Fw: [ppml] 2005-1:Business Need for PI Assignments

Michael.Dillon at radianz.com Michael.Dillon at radianz.com
Tue May 3 06:28:08 EDT 2005


> For a concrete example, say each state is given a geographical registry

Aligning addressing to state boundaries is *NOT* geographical
addressing, it is geopolitical addressing. That is what the ITU
has proposed and I believe that it is the wrong way to go.

>A provider in Detroit may reasonably choose to get its connectivity 
solely
> from Chicago and Cleveland.  Either (a) the provider uses Illinois or 
Ohio
> addresses, meaning their customers can only multihome (or change 
providers)
> to other providers also serving Illinois and Ohio, or (b) the provider 
uses
> Michigan addresses and must announce more-specifics into the global (or 
at
> least US) routing tables for each customer block.  Both scenarios are 
worse
> than what we have today.

First, geographical addressing in IPv6 should be implemented
as an alternative choice. That way, there will be a competitive
marketplace of sorts, in which providers and companies can
choose whether or not to use geographical addressing. If the
geographical boundaries were as you described, then you are
simply describing a scenario in which a provider, of their
own free will, makes a dum choice. Market forces will sort
it out.

However, if Chicago is considered to be a regional center for
the purposes of geographic addressing, it is highly likely
that Detroit would be considered to be part of the Chicago
region. Geographical addressing ignores national and state
boundaries and looks at the cities which are centers of
commerce and transportation and communications. It is the
relationships between these cities(nodes) that will determine
the regional and sub regional boundaries. In the USA, the work
done on LATAs will be useful to guide this. However, anyone
looking for a system that carves up the world into sharply
delineated regions will be disappointed. Since geographical
addressing deals with the regions created by human commerce 
and communications links, the majority of "boundaries" will
be as fuzzy as those links. 

> The only way to make this work is to force providers (by law) to peer 
with
> or purchase transit from all other providers in a given location to be
> allowed to offer service there.

I can't cure insanity and I can't understand why people
think that technical problems need a top-down decree from
the "powers that be".

If and when IPv6 geographical addressing comes into being
it will be based on sound research and the consensus of
domain experts including the IP networking community and
the economics community and the anthropology community and
the geographic community.

> Unfortunately, many others proposing the same addressing model are 
planning
> to use it to replace, not augment, the current model.

It makes no difference to me what other people are
"planning" to do. Many people in the world plan impossible
things and most of them fade into the sunset.

> > Topology does follow geography.
> 
> No, it does not.  The vast, vast majority of networks I personally have
> worked on have little if any correlation to geography at the IP level.
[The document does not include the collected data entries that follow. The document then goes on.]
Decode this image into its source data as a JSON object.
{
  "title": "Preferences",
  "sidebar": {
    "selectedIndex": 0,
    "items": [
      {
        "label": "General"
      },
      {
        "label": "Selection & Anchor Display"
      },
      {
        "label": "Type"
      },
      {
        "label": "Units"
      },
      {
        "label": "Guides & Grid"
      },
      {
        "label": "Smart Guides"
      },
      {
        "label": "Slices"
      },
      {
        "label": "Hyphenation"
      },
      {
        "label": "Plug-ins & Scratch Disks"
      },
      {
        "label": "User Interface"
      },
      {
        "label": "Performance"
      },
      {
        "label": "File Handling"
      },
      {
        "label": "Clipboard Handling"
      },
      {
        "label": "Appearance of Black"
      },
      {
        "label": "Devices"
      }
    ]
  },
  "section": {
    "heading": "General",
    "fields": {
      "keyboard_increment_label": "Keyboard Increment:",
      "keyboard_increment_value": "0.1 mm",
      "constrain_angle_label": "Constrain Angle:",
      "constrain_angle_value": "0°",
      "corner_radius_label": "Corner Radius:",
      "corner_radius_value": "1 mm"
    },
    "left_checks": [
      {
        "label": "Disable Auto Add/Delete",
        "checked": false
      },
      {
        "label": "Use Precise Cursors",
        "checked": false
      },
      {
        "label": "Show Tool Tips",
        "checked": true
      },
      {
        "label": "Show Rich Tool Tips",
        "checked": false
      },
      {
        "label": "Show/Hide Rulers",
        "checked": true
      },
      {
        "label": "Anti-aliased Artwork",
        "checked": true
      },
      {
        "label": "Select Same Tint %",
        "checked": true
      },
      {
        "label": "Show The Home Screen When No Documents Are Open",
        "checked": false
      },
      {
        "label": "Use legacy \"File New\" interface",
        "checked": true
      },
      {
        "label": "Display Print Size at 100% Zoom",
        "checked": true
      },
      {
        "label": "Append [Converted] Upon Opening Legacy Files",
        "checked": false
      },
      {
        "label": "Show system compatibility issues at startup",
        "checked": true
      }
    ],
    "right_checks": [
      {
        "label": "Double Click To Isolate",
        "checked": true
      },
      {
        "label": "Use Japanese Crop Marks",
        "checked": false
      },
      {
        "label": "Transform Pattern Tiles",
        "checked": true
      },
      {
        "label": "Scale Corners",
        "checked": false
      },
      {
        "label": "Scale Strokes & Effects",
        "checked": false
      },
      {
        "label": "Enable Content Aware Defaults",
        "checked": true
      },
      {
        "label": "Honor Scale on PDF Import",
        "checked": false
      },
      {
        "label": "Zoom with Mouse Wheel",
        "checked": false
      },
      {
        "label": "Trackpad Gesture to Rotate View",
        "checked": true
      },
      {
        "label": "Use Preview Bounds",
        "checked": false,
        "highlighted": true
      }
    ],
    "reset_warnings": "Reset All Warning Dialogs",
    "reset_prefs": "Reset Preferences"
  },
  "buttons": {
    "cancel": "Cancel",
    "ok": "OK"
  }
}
You are just viewing the network in the wrong way. You
are looking at the topology of ASes. I am looking at the
topology of traffic flows and it makes little difference 
to me whether the flows between Boston and New York are
inside an AS or between ASes. 

Current IPv6 addressing mimics IPv4 addressing and aggregates
addresses by AS, more or less. I want to cut the pie in a
different way so that addresses can be aggregated by geography.
And just like Pizza Hut's square slice pizzas, I want to give
people a choice. Some people will choose the square slice and
some will go for the traditional wedge. Today, in IPv6 addressing
this choice does not exist.

> Geographic addressing makes things simpler for sites that are connected 
only
> to other sites in the same area, and that may be nice for consumers and 
some
> businesses, but it makes things worse for operators of more complicated
> networks.

No, it makes things *BETTER* for the operators of complicated
networks because they will not need to deal with the large number
of routes that are hidden behind the geographical aggregates.
Geographical addressing is an *OPTION* which providers can use
if it makes sense for them. If a provider does not use geographic
addresses in their network and they cover all of the USA, then
they can simply accept a single global aggregate route from their
peers. If the provider's network spans continents, then it makes
more sense to accept a half dozen continental aggregates from
peers in the relevant continents. That is all that changes for
a network that does not use geographical addresses internally.